Fleur wailed and cried in response.

“Reinhild,” Maxwell’s voice boomed. “If we both live through this hell, you will rue the day you idly stood by as my friend got murdered. I swear it, Reinhild. I swear it on my name and my power and I swear it on my godforsaken cloak, Red.”

His anger swept through the hallways, but Reinhild could feel it was impotent. This wasn’t the curse of a wizard, but of a frightened boy. She shook her head, turned around and headed for the throne room.

As she approached it, she steadied her breathing. Her heart pounded in her chest. Terrified for the possibility that she opened the doors and would find nothing, nothing at all, she almost threw up. With every last drop of self control she steadied her heart and breathing, and kicked open the door to the throne room.

The extravagant room was covered in marble and gold and amber in every shade of orange, yellow and red. It was decorated with bones and skulls of forgotten megabeasts, and through the open windows the ever-present weeds that covered the Twin Cities entered the room to sprout into magnificent golden flowers. In the centre of the room stood a throne of ivory, and on that throne sat Prince Autumn, Deer God of the Hunt, Lord of Rot and Decay, Prince-Heir to All Time and Space.

He was gaunt and anorexic. His skin hung loosely from his frame. His pores were wide with pus, and his eyes had glazed over. The stench in the room made clear at once that Autumn was not in a coma, nor otherwise incapacitated. Autumn was dead, and had been for a while.

Before him, holding on to a gigantic greatsword, kneeled his consort and favoured plaything. The only woman in the Lands who had survived a sexual relationship with the Deer God for longer than a week. She was as gaunt and broken as he was, but she was still alive.

“Gunthilde,” Reinhild said as she walked into the throne room.

Gunthilde looked up at her sister, made a pained face and let go of her greatsword. “Rein,” she stammered. Then she died.

Reinhild didn’t have the energy to scream. She didn’t have the energy to cry, or feel anything but the cold chills of quiet resignation. She looked at her left arm and flexed her hand as whatever profane power she had almost reacquired left her again, her runes fading from blazing insignia to pale scars.

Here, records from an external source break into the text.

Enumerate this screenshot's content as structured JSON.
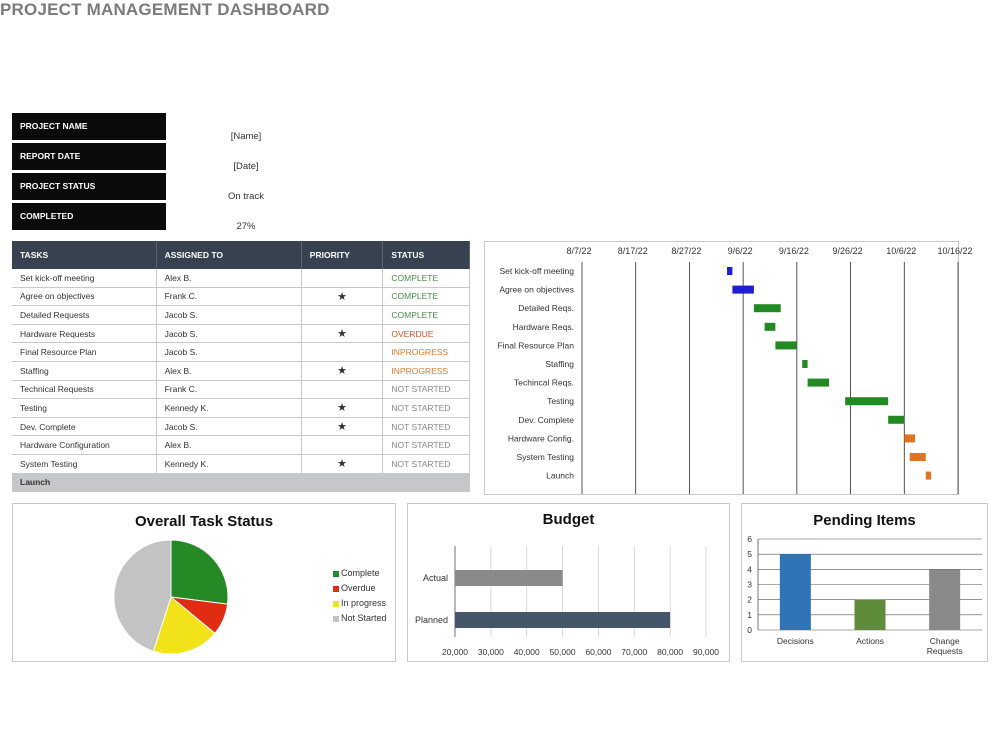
{
  "title": "PROJECT MANAGEMENT DASHBOARD",
  "info": [
    {
      "label": "PROJECT NAME",
      "value": "[Name]"
    },
    {
      "label": "REPORT DATE",
      "value": "[Date]"
    },
    {
      "label": "PROJECT STATUS",
      "value": "On track"
    },
    {
      "label": "COMPLETED",
      "value": "27%"
    }
  ],
  "tasks_table": {
    "headers": [
      "TASKS",
      "ASSIGNED TO",
      "PRIORITY",
      "STATUS"
    ],
    "rows": [
      {
        "task": "Set kick-off meeting",
        "assigned": "Alex B.",
        "priority": "",
        "status": "COMPLETE",
        "status_color": "#4a8a4a"
      },
      {
        "task": "Agree on objectives",
        "assigned": "Frank C.",
        "priority": "★",
        "status": "COMPLETE",
        "status_color": "#4a8a4a"
      },
      {
        "task": "Detailed Requests",
        "assigned": "Jacob S.",
        "priority": "",
        "status": "COMPLETE",
        "status_color": "#4a8a4a"
      },
      {
        "task": "Hardware Requests",
        "assigned": "Jacob S.",
        "priority": "★",
        "status": "OVERDUE",
        "status_color": "#d9531e"
      },
      {
        "task": "Final Resource Plan",
        "assigned": "Jacob S.",
        "priority": "",
        "status": "INPROGRESS",
        "status_color": "#e07b2e"
      },
      {
        "task": "Staffing",
        "assigned": "Alex B.",
        "priority": "★",
        "status": "INPROGRESS",
        "status_color": "#e07b2e"
      },
      {
        "task": "Technical Requests",
        "assigned": "Frank C.",
        "priority": "",
        "status": "NOT STARTED",
        "status_color": "#888888"
      },
      {
        "task": "Testing",
        "assigned": "Kennedy K.",
        "priority": "★",
        "status": "NOT STARTED",
        "status_color": "#888888"
      },
      {
        "task": "Dev. Complete",
        "assigned": "Jacob S.",
        "priority": "★",
        "status": "NOT STARTED",
        "status_color": "#888888"
      },
      {
        "task": "Hardware Configuration",
        "assigned": "Alex B.",
        "priority": "",
        "status": "NOT STARTED",
        "status_color": "#888888"
      },
      {
        "task": "System Testing",
        "assigned": "Kennedy K.",
        "priority": "★",
        "status": "NOT STARTED",
        "status_color": "#888888"
      },
      {
        "task": "Launch",
        "assigned": "",
        "priority": "",
        "status": "",
        "status_color": "#333333"
      }
    ]
  },
  "chart_data": [
    {
      "type": "gantt",
      "title": "",
      "x_ticks": [
        "8/7/22",
        "8/17/22",
        "8/27/22",
        "9/6/22",
        "9/16/22",
        "9/26/22",
        "10/6/22",
        "10/16/22"
      ],
      "x_range": [
        "8/7/22",
        "10/16/22"
      ],
      "grid": true,
      "tasks": [
        {
          "name": "Set kick-off meeting",
          "start": "9/3/22",
          "end": "9/4/22",
          "color": "#1f1fd1"
        },
        {
          "name": "Agree on objectives",
          "start": "9/4/22",
          "end": "9/8/22",
          "color": "#1f1fd1"
        },
        {
          "name": "Detailed Reqs.",
          "start": "9/8/22",
          "end": "9/13/22",
          "color": "#238a23"
        },
        {
          "name": "Hardware Reqs.",
          "start": "9/10/22",
          "end": "9/12/22",
          "color": "#238a23"
        },
        {
          "name": "Final Resource Plan",
          "start": "9/12/22",
          "end": "9/16/22",
          "color": "#238a23"
        },
        {
          "name": "Staffing",
          "start": "9/17/22",
          "end": "9/18/22",
          "color": "#238a23"
        },
        {
          "name": "Techincal Reqs.",
          "start": "9/18/22",
          "end": "9/22/22",
          "color": "#238a23"
        },
        {
          "name": "Testing",
          "start": "9/25/22",
          "end": "10/3/22",
          "color": "#238a23"
        },
        {
          "name": "Dev. Complete",
          "start": "10/3/22",
          "end": "10/6/22",
          "color": "#238a23"
        },
        {
          "name": "Hardware Config.",
          "start": "10/6/22",
          "end": "10/8/22",
          "color": "#e07420"
        },
        {
          "name": "System Testing",
          "start": "10/7/22",
          "end": "10/10/22",
          "color": "#e07420"
        },
        {
          "name": "Launch",
          "start": "10/10/22",
          "end": "10/11/22",
          "color": "#e07420"
        }
      ]
    },
    {
      "type": "pie",
      "title": "Overall Task Status",
      "legend": "right",
      "slices": [
        {
          "name": "Complete",
          "value": 27,
          "color": "#258a25"
        },
        {
          "name": "Overdue",
          "value": 9,
          "color": "#e12b12"
        },
        {
          "name": "In progress",
          "value": 19,
          "color": "#f2e219"
        },
        {
          "name": "Not Started",
          "value": 45,
          "color": "#c3c3c3"
        }
      ]
    },
    {
      "type": "bar",
      "orientation": "horizontal",
      "title": "Budget",
      "categories": [
        "Actual",
        "Planned"
      ],
      "values": [
        50000,
        80000
      ],
      "colors": [
        "#8a8a8a",
        "#46566a"
      ],
      "xlim": [
        20000,
        90000
      ],
      "x_ticks": [
        "20,000",
        "30,000",
        "40,000",
        "50,000",
        "60,000",
        "70,000",
        "80,000",
        "90,000"
      ],
      "grid": true
    },
    {
      "type": "bar",
      "title": "Pending Items",
      "categories": [
        "Decisions",
        "Actions",
        "Change Requests"
      ],
      "category_lines": [
        [
          "Decisions"
        ],
        [
          "Actions"
        ],
        [
          "Change",
          "Requests"
        ]
      ],
      "values": [
        5,
        2,
        4
      ],
      "colors": [
        "#2f74b5",
        "#5e8c3a",
        "#8a8a8a"
      ],
      "ylim": [
        0,
        6
      ],
      "y_ticks": [
        0,
        1,
        2,
        3,
        4,
        5,
        6
      ],
      "grid": true
    }
  ]
}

Outside, war raged. Ballistae made whipping sounds, and tremors of catapult ammunition battering against the walls shook the entire city. There was screaming outside as Knights of Sunlight clashed with the mercenary warlords of Autumn. There was the flapping of wings as Angels picked off the injured on both sides, dragged them onto the rooftops to devour them.

Fox,” someone behind her spoke with a voice dripping with magic. Reinhild didn’t reply. She was stuck in a haze. A man with more severe burn wounds than skin clad in black and gold robes singed with fire passed her by, dragging a blonde girl in purple robes behind him. She thrashed around, making moaning sounds. As he threw her against the wall, Reinhild saw that where her mouth ought to be was only smooth skin.

“Wha?” Reinhild stammered.

Before her, the man took out a vial with gray liquid. He anointed his tongue with it, then locked eyes with the dead Autumn.

End,” The Poet-King of the Lands Lost commanded, and thus came the End of All Things.